Uma das imagens mais antigas na memória de Jurandir Costa é digna de um filme do neo-realismo italiano ou do Cinema Novo. Uma pequena estrada de chão seco no árido agreste nordestino, ladeado pelo pai, que o acompanhava para dele se despedir. Ainda uma criança, Jurandir iria ser mais um entre tantos migrantes nordestinos, algo que nos dias de hoje é quase como uma sentença nazista.

Pouco mais de 20 anos depois, Jurandir Costa se tornou um documentarista respeitado e premiado internacionalmente, mesmo morando na capital rondoniense de Porto Velho. Lá, acabou por criar um festival de cinema cuja razão de ser é o meio ambiente, o Cineamazônia, que já foi FestcineAmazônia.

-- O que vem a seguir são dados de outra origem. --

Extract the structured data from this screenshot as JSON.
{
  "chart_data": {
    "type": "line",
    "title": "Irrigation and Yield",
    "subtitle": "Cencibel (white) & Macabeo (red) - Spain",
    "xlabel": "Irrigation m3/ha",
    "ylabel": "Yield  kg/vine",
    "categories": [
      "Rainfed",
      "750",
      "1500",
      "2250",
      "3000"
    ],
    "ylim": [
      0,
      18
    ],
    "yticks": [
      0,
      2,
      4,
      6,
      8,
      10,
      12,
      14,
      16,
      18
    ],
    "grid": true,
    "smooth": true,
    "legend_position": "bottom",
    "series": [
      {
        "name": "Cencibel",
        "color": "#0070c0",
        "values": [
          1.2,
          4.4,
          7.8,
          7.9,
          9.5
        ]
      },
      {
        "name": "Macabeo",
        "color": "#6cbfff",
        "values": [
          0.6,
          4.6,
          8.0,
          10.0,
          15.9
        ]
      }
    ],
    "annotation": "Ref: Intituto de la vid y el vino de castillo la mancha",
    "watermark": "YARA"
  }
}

O festival já completou 13 anos e gerou, entre outras coisas, um filhote ainda melhor, o Cineamazônia Itinerante. A ideia é simples, mas repleta de aventura, idealismo e aptidão para a democracia cultural. Levar pequenas mostras de filmes (geralmente curtas) e apresentações de artistas como músicos e palhaços de circo para comunidades afastadas, distantes dos grandes centros, da Amazônia, Peru, Bolívia, Colômbia, África e até Portugal.

A itinerância iniciou em 2008 e se tornou uma espécie de ‘menina dos olhos’ de seu criador e da co-organizadora, Fernanda Kopanakis. Com mais de 55 mil km rodados, a mostra itinerante pretende ser reconhecida pelo Guiness, o livro dos recordes, como a que maior distância tem percorrido, seja por terra como por rios. Da fronteira entre Brasil, Peru e Bolívia, Jurandir Costa respondeu às seguintes perguntas para o Scream & Yell.

Fale um pouco da tua trajetória como realizador de audiovisual.
Sou filho de agricultores, nasci no sertão em 1974 no auge da ditadura militar, numa casa sem energia elétrica no árido sertão do Cariri cearense. No nordeste me fascinavam os cinemas itinerantes e seus filmes de karatê, os miseráveis e encantadores circos e seus palhaços. Os repentistas. Me fascinava andar no escuro para ver TV na casa de amigos do meu pai. Migrei pra Amazônia, seguindo o caminho já trilhado décadas antes por meus tios, essa coisa da inquietação de buscar uma vida melhor, na minha adolescência tive experiências na área de comunicação, trabalhando com documentários e também numa precária TV pública. Voltei ao Nordeste e fiz um filme sobre um poeta que me emocionou muito quando eu era criança, Patativa do Assaré. Comecei a produzir documentários focados em temáticas amazônicas, esses filmes ganharam alguns importantes prêmios e percorreram vários festivais de cinema brasileiro e mostras no exterior como Áustria, Chile, Estados Unidos e Dinamarca. A partir dessa vivência da experiência adquirida com os festivais foi criado, em 2003, o Cineamazonia.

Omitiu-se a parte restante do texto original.